Billionaire tech tycoon Charles Simonyi new 89 meter yacht: the man behind Microsoft Word and Excel owns Norn, a US$250 million megayacht with an open-air cinema and pool-slash-dance floor. Costs $10Million a year to operate NORN

Party night with the Ausies - Justin & Cindy off Rays of Sun, Roddo (not in picture) and Carolyn off Plane Sailing (he is a A380 Pilot) and Chandra skipper on Serendipity.

Chandar and his crew Tanya and Abby (not in picture) off Serendipity.

Exploring the island and town of La Maddalena

And then we passed by this $450 million Superyacht called Opera. The incredible vessel accommodates 48 guests across 24 staterooms and has a crew and staff of 80 in 40 cabins (estimate). The owner is Abu Dhabi-based Sheikh Abdullah bin Zayed Al Nahyan. He is the son of the founder of the United Arab Emirates, Sheikh Zayed bin Sultan Al Nahyan, I did not know that the establishment of the United Arab Emirates was in December 1971,

This superyacht is one of the largest in the world and boasts an impressive range of features and facilities. Her annual running costs are around $45 million.

Heading to Olbia. Another narrow and shallow passage way. Janine is on lookout.

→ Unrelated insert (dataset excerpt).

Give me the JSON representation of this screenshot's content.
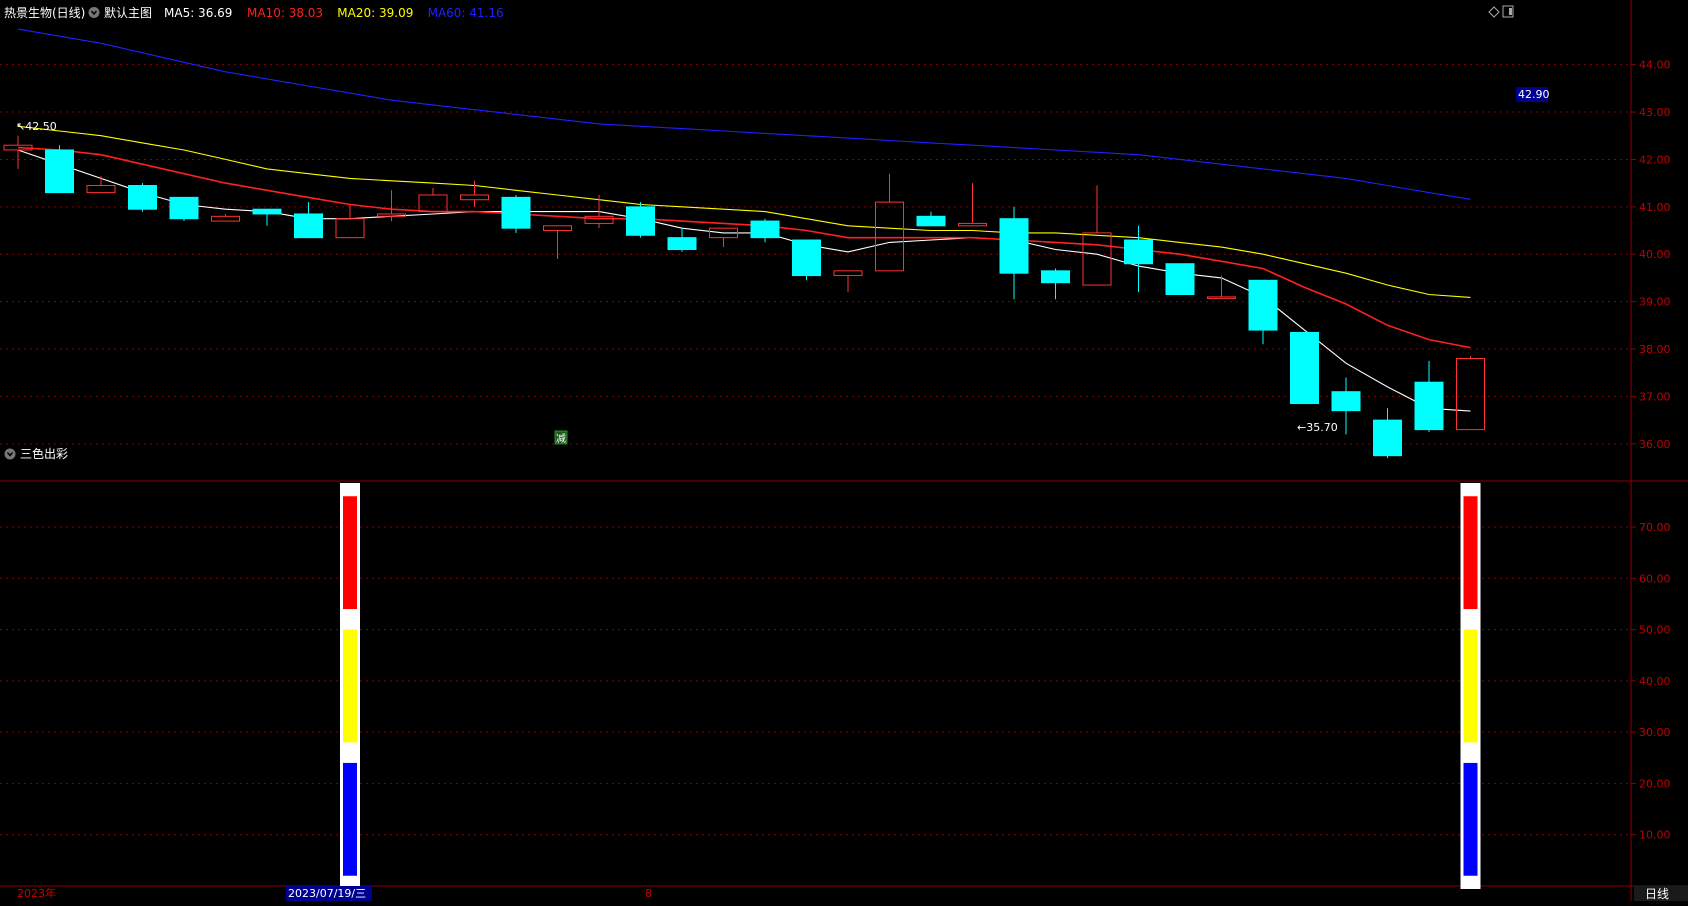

Hair Cut Day. She said to cut it as it was four months too long.

Aug 17-18 Olbia

This was an interesting arrangement. The building on the right is derelict. To hide it someone built a beautiful garden arrangement.

After touring the town and picking up supplies, we were met with high winds and waves on our 4 nautical mile dingy ride back to the boat. Needless to say we were totally soaked, including the new basil plant. We had to wash the salt off of everything.

Even the bikes that were in bike bags were soaked. It was the worst tender ride ever. And yes we did check the forecast before we left and this was not what PredictWind was calling for.

Another amazing sunset. Tomorrow will be another sunny day with temps in the mid 30's. Every day seems to be sunny and mid 30's.

Heading South along the coast.

Aug 19 Cala Cinta

Twenty five horses just walked by. So cool.

We have used the Wingaker three times more than the Code-D. So glad we added this to our sail inventory.

Aug 20 Cala Luna - love the layers of mountains

Sardinia did not disappoint with amazing scenery and coast lines.

Up before sunrise to explore the caves and watch the sunrise.

Waiting for the world to turn so we can see the morning sun.

It was a spectacular sunrise. We are so lucky there were no clouds.

Aug 21-22 Arbatax

An awesome little town. We had wanted to stay until Saturday and then do the big crossing to Sicily but the coming Mistral had advanced and we made a quick decision to leave immediately and it was the best choice we made.